Why LinkedIn’s CEO Thinks AI Will Enhance Employee Skills

In an interview with the Tool and Weapons podcast, LinkedIn CEO Ryan Roslansky said AI is automating routine tasks, arguing the technology could help enhance five core, human-centered skills.
Ryan outlined curiosity, courage, creativity, communication and compassion as five “soft skills” that AI could elevate.
“These turn out to be some really, really important skills to do your job well,” Ryan said.
“The focus and emphasis on those, along with AI, is what I think gives us the opportunity to dream big and paint a much more positive picture that exists with humans and technology together moving forward.”
Speaking with CNBC, Ryan furthered this point, explaining that while AI can assist with execution and efficiency, it lacks the human instinct needed to question, connect and create meaning in complex situations.
He suggested these core skills will become more valuable as companies use AI to handle repetitive tasks.

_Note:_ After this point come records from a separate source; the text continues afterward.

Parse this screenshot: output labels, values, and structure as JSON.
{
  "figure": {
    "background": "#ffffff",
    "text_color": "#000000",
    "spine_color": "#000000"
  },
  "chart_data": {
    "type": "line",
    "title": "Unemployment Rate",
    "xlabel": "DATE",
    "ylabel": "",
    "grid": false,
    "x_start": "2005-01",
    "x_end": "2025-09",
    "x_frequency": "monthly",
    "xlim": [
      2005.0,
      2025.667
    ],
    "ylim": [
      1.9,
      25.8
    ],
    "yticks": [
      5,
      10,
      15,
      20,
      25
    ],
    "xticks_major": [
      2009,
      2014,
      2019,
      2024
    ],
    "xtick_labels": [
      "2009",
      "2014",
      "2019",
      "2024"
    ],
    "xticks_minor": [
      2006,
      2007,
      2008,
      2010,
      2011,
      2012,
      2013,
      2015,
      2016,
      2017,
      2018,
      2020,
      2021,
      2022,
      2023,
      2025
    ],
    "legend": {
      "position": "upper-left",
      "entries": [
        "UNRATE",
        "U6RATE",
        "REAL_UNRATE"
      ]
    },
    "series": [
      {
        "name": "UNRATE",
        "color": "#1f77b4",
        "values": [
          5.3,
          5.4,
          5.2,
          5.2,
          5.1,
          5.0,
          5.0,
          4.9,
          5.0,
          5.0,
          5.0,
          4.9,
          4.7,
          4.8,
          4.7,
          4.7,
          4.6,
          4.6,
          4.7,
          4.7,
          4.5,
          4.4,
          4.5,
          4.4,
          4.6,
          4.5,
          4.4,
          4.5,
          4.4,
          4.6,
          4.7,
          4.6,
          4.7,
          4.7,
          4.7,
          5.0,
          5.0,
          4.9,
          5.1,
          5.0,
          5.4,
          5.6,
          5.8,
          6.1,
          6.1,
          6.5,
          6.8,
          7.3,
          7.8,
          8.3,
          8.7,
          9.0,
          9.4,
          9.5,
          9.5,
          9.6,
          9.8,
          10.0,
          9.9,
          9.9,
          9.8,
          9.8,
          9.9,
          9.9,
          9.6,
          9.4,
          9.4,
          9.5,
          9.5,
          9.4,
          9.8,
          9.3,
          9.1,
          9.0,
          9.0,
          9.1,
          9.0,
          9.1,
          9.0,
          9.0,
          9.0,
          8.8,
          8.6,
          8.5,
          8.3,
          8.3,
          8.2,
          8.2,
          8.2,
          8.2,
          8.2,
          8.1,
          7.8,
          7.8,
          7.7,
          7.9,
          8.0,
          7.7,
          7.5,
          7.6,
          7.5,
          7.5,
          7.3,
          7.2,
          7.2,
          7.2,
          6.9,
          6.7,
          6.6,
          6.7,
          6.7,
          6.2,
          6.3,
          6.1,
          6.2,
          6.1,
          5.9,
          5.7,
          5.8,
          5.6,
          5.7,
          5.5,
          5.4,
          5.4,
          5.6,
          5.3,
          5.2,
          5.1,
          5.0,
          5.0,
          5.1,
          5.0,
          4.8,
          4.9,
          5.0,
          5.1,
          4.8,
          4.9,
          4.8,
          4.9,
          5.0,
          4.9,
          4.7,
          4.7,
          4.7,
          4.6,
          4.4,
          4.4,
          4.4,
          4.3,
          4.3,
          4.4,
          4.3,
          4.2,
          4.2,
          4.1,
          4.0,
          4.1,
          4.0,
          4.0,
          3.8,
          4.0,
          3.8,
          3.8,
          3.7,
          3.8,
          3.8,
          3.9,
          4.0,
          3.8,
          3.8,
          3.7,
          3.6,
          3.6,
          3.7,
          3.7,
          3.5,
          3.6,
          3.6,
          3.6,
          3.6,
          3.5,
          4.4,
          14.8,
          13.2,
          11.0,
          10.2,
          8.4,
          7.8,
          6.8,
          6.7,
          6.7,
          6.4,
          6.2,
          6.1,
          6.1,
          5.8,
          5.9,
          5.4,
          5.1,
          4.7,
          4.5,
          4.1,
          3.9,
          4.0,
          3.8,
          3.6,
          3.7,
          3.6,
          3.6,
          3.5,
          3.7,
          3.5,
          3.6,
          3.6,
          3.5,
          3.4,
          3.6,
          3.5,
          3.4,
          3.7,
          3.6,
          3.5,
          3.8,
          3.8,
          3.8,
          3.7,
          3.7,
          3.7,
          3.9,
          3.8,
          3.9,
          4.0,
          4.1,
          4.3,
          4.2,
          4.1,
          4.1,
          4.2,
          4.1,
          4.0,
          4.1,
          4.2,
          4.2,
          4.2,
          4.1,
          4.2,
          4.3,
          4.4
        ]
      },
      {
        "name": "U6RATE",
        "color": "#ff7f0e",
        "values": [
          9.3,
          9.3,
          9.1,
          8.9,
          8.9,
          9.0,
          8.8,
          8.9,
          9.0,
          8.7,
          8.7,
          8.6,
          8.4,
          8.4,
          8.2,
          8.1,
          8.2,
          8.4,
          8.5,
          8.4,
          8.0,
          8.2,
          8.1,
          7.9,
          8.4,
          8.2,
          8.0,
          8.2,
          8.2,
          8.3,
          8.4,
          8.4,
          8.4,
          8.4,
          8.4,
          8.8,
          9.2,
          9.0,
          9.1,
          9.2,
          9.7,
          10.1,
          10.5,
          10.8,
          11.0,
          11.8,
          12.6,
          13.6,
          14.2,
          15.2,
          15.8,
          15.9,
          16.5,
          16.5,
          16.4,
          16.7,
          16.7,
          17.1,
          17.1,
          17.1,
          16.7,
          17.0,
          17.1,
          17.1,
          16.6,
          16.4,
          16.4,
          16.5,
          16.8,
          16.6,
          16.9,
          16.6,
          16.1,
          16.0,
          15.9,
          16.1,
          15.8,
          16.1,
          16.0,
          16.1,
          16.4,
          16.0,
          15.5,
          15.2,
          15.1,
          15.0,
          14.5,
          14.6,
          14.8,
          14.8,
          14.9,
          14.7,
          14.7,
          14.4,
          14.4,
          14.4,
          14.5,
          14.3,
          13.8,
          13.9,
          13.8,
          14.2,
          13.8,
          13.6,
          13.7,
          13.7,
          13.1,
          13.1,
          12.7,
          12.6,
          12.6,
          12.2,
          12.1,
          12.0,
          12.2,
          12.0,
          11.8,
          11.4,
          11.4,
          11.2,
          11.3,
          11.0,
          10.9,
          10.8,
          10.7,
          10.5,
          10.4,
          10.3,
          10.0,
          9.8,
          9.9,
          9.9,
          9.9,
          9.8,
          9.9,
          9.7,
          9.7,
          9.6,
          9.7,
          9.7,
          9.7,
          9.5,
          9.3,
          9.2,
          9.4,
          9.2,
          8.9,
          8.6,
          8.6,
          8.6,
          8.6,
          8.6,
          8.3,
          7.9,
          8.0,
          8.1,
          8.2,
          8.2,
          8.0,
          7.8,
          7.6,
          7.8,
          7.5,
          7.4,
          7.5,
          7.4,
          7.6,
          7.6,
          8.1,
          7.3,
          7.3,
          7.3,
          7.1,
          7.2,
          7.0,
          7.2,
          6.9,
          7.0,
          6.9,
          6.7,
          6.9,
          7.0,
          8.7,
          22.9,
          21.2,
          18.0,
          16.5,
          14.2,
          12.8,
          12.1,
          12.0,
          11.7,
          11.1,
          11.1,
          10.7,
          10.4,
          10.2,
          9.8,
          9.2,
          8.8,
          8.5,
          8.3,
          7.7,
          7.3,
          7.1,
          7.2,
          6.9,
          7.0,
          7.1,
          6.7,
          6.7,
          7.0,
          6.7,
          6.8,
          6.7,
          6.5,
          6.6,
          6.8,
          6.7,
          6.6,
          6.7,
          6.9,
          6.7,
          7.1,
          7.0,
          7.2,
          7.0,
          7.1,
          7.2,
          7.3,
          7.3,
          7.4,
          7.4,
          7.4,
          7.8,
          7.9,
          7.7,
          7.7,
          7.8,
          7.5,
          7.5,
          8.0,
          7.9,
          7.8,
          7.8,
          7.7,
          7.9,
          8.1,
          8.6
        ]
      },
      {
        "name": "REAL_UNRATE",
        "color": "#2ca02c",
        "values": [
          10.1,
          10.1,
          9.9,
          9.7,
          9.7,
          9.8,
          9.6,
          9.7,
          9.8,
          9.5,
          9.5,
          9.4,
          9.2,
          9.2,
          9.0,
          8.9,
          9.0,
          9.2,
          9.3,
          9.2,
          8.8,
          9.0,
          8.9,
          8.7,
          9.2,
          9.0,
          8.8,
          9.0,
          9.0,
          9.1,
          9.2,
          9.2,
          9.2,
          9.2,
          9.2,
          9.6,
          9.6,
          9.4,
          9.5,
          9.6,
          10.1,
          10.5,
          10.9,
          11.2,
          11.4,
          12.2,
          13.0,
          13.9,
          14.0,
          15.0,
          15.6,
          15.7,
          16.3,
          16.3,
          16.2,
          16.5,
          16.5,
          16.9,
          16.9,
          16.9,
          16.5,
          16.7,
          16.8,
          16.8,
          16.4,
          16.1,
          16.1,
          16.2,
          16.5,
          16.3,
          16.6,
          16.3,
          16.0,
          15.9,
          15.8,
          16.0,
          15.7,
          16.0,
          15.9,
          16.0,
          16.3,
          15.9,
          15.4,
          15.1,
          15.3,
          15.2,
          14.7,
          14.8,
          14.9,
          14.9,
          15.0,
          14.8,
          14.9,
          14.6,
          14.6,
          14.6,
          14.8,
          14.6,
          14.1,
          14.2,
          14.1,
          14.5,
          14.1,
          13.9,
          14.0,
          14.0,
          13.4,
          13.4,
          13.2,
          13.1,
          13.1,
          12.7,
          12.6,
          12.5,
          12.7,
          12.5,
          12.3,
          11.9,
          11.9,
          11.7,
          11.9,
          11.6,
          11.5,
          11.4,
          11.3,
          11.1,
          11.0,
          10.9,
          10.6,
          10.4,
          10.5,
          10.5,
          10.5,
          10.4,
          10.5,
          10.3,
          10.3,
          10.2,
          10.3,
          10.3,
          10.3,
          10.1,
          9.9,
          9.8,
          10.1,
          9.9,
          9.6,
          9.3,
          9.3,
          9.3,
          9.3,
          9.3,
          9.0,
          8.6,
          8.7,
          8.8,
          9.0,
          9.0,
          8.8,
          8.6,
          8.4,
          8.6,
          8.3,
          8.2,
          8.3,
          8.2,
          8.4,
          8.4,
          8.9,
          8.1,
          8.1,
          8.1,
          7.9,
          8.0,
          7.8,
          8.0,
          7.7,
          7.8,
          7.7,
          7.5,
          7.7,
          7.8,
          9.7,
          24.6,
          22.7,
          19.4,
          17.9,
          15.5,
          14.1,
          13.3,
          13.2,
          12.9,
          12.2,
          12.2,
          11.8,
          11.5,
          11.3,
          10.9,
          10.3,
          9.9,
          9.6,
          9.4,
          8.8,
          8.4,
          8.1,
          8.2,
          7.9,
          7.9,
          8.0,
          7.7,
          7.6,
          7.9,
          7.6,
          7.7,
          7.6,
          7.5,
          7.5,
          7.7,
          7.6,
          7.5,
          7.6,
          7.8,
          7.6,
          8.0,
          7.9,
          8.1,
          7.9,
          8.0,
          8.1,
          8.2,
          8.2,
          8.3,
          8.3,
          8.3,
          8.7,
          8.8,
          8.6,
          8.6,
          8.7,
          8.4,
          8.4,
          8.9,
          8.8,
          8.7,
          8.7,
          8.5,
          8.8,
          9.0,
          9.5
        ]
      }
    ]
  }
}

“The people who are going to win are the ones who are asking better questions,” he said, adding that communication will play an instrumental role in the process, as “being able to clearly articulate ideas and bring others along” cannot be automated in the same way as technical tasks.
Reshaping employee responsibility
A new poll released by Quinnipiac University on 13 April found that 70% of Americans believed that advancements in AI will lead to an overall decrease in job opportunities.
In contrast to this, Ryan argued that AI will reshape how people imagine their jobs and will encourage employees to view their roles as a collection of tasks rather than a fixed title.
Those tasks, he says, can be separated into three categories:
- Tasks that can be fully automated by AI
- Tasks that AI can augment
- Tasks that need human understanding – such as resolving conflict, persuading a team or setting strategies
“These skills, they're important, but they've historically been talked about as soft skills,” he said on the Weapons and Tools podcast.
“In a professional world where people are actually much better at these skills and have really honed their craft on it, I think that it makes things a lot better.”
As AI takes on more responsibilities, Ryan added that agents could theoretically free up time for co-worker conversations, prioritising employee communication, judgment and emotional intelligence.
Finding balance with AI
While other industry figures are implementing AI in ways that could impact the workforce – such as OpenAI investor Vinod Khosla claiming that today's children won't need future jobs because of the technology or Anthropic’s Claude Code suggesting software engineers could be made obsolete by agentic coding – Ryan’s strategy is less radical in comparison.
LinkedIn Chief Economic Opportunity Officer Aneesh Raman shared Ryan’s view that AI will enhance and not replace employees.
“Your job is changing on you, even if you aren't changing jobs,” Aneesh said in an interview with Marketwatch, going on to suggest that embracing AI is important but finding balance in the technology is key.
“If you're overusing AI, that means you're not doing anything unique as a human in that process, which means you're going to be even more afraid of AI taking your job,” he added.
While Ryan believes views like this are a positive way of looking at the rise of AI, he still remains aware of the technology’s potentially negative impacts.
“Sometimes when you're mired in technology, and especially with AI, and you kind of draw out where this could potentially go, it leads you to some dark places,” he said.
“AI can generate possibilities based on patterns,” he added. “Humans decide which ones matter.”